The first meta-trend is embodied by research teams in which highly experienced contemplative practitioners and teachers (“first-person” observers) are active co-investigators with scientists (“third-person” observers) and those humanities scholars (“second-person” observers/translators/systematizers) who study contemplative traditions. The transformative contribution of this trend is the great leap in sophistication of the scientific research questions that are being asked and empirically addressed. In many ways, for the first time there are now scientific studies that are beginning to capture with fidelity contemplative traditions as they are actually practiced in both historical and contemporary contexts.
The second meta-trend of neurophenomenological research is exemplified by scientific studies in which highly experienced meditation practitioners, representing different practice traditions, serve as research participants instructed and trained to make discerning observations of their mental processes while various brain and other bodily physiological measures are taken. The transformative contribution of this trend is that questions can be asked regarding human mental experience and its biological correlates that simply cannot be addressed by studying research participants who do not have the stability of attention or accuracy of perceptual discernment that research has shown to be characteristic of long-term meditation practitioners. The promise this holds for the cognitive, affective, and neurosciences is one of more reliable and finer-grained reports of lived mental experience that can then be correlated with various biological observations.
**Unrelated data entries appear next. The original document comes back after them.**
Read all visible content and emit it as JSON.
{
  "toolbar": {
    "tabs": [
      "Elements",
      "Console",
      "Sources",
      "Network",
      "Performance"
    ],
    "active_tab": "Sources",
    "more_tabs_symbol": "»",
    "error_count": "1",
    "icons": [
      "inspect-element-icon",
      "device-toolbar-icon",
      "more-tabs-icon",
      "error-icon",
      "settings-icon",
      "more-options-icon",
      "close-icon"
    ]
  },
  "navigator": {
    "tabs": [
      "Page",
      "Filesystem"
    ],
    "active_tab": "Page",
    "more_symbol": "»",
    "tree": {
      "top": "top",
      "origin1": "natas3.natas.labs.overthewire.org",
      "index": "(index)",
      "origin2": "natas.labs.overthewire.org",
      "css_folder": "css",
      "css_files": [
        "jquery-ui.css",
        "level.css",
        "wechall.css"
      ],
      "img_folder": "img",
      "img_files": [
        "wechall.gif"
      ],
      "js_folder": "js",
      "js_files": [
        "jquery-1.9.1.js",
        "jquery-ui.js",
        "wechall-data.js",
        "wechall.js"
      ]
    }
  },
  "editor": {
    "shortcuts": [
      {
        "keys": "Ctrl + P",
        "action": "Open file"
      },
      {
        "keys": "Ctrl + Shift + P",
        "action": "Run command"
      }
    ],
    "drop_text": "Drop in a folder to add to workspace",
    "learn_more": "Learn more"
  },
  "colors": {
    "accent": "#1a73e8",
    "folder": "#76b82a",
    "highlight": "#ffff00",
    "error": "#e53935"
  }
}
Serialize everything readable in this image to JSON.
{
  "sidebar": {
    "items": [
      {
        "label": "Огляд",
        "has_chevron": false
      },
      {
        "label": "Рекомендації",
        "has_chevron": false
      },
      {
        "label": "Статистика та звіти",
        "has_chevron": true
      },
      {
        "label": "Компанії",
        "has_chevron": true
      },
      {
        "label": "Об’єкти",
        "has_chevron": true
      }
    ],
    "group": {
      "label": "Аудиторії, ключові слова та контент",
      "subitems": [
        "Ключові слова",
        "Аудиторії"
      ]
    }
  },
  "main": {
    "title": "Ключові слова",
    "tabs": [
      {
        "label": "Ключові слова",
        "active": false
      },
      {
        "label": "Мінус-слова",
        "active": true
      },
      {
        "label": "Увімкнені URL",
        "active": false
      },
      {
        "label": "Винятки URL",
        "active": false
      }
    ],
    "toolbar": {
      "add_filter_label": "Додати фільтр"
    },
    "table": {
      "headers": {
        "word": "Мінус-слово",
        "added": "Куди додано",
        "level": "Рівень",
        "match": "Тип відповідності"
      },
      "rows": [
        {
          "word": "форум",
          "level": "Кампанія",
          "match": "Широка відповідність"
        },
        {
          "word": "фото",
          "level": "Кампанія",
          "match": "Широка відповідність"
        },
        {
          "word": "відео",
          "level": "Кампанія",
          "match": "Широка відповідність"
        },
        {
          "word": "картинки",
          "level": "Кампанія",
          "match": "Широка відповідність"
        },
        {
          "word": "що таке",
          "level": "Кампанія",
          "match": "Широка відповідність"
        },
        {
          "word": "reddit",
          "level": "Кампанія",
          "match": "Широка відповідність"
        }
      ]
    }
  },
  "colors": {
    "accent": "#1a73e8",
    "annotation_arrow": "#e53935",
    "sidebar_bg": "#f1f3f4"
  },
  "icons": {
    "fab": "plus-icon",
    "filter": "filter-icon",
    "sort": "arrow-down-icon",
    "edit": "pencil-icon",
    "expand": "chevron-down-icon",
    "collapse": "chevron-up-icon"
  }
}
The resultant sophistication of such an approach to “mapping the mind” has the potential to radically shift and advance our foundational understanding of human nature.
Both of these meta-trends are amply represented in the keynote talks, master lectures, and submitted presentations and posters to be presented at the 2014 International Symposium for Contemplative Studies.
Al Kaszniak, PhD, received his doctorate in Clinical and Developmental Psychology from the University of Illinois in 1976, and completed an internship in Clinical Neuropsychology at Rush Medical Center in Chicago. He is currently Director of Clinical Neuropsychology, Director of the Arizona Alzheimer’s Consortium Education Core, and a professor in the departments of psychology, neurology, and psychiatry at The University of Arizona (UA). His research, published in over 150 journal articles, chapters and books, has been supported by grants from the NIH, NIMH, and several private foundations. His work has focused on the neuropsychology of Alzheimer’s disease and other age-related neurological disorders, consciousness, memory self-monitoring, emotion, and the psychophysiology of long-term and short-term meditation. In addition to his academic and administrative roles, he is a lineage holder and teacher in the Soto tradition of Zen Buddhism.